Xcel customer in Colorado can sign up for the utility’s Solar Rewards program which pays homeowners $0.005/kWh. Again, the trade-off is that you sign a contract to give Xcel your RECs – this time for 20 years.
Should the market for solar RECs take off in the state in the meantime, you may be out of pocket if you sign up for a PBI. On the flip side, at least with the PBI you guarantee the additional income for a decade or two. If you’re in an area serviced by both utilities, Black Hills Energy seems to me to be the better choice, given the difference in compensation and contract length.
City of Boulder solar incentives
Colorado is a fairly generous state for solar incentives, but the City of Boulder goes a step farther. Boulder created a home solar grant program in 2020 that can cover up to 50% of total project costs after rebates, incentives and tax credits for a family of four with an income below $102,450 a year.
The City of Boulder also offers a solar rebate worth approximately 15% of the city sales and use tax paid on materials and permits for a home solar installation. The rebate applies to solar water heat, solar photovoltaics, and solar pool heating and the average rebate is around $140 for a 4.5 kW photovoltaic system.
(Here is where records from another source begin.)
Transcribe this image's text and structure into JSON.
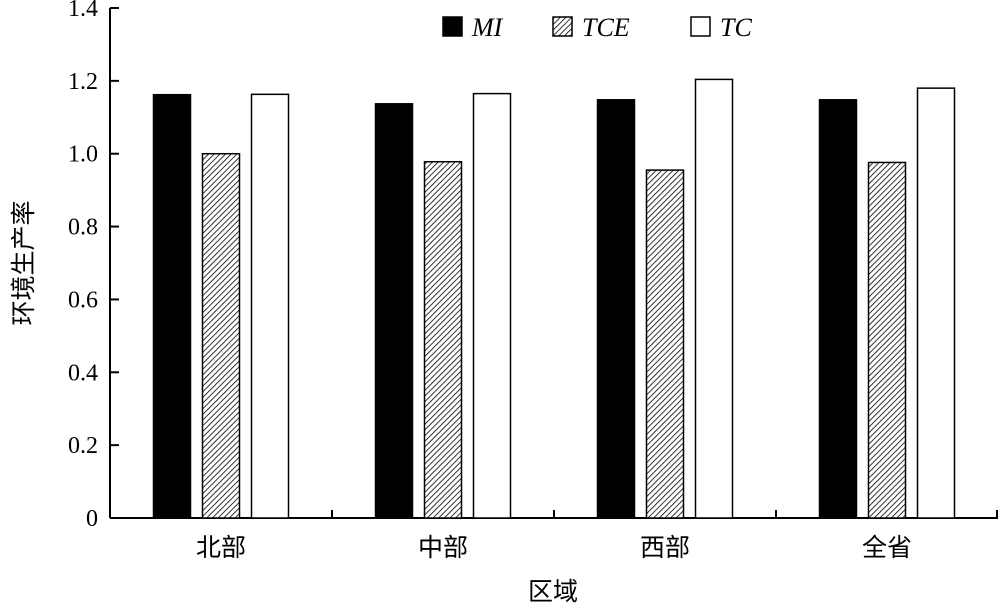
{
  "chart_data": {
    "type": "bar",
    "categories": [
      "北部",
      "中部",
      "西部",
      "全省"
    ],
    "series": [
      {
        "name": "MI",
        "values": [
          1.162,
          1.137,
          1.148,
          1.148
        ],
        "fill": "#000000"
      },
      {
        "name": "TCE",
        "values": [
          1.0,
          0.978,
          0.955,
          0.976
        ],
        "fill": "hatch"
      },
      {
        "name": "TC",
        "values": [
          1.163,
          1.165,
          1.204,
          1.18
        ],
        "fill": "#ffffff"
      }
    ],
    "title": "",
    "xlabel": "区域",
    "ylabel": "环境生产率",
    "ylim": [
      0,
      1.4
    ],
    "yticks": [
      "0",
      "0.2",
      "0.4",
      "0.6",
      "0.8",
      "1.0",
      "1.2",
      "1.4"
    ],
    "grid": false,
    "legend_position": "top"
  }
}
Final thoughts on state solar incentives in Colorado
Colorado makes it easy to go solar. If you live in the Centennial State, you can take advantage of a state sales tax exemption, advantageous net metering, PBIs, and property tax exemptions. Depending on where you live and your income, you may even be able to get solar installed entirely free or at least at a hefty discount. And if you install solar in Colorado before 2032, don’t forget your 30% federal solar tax credit!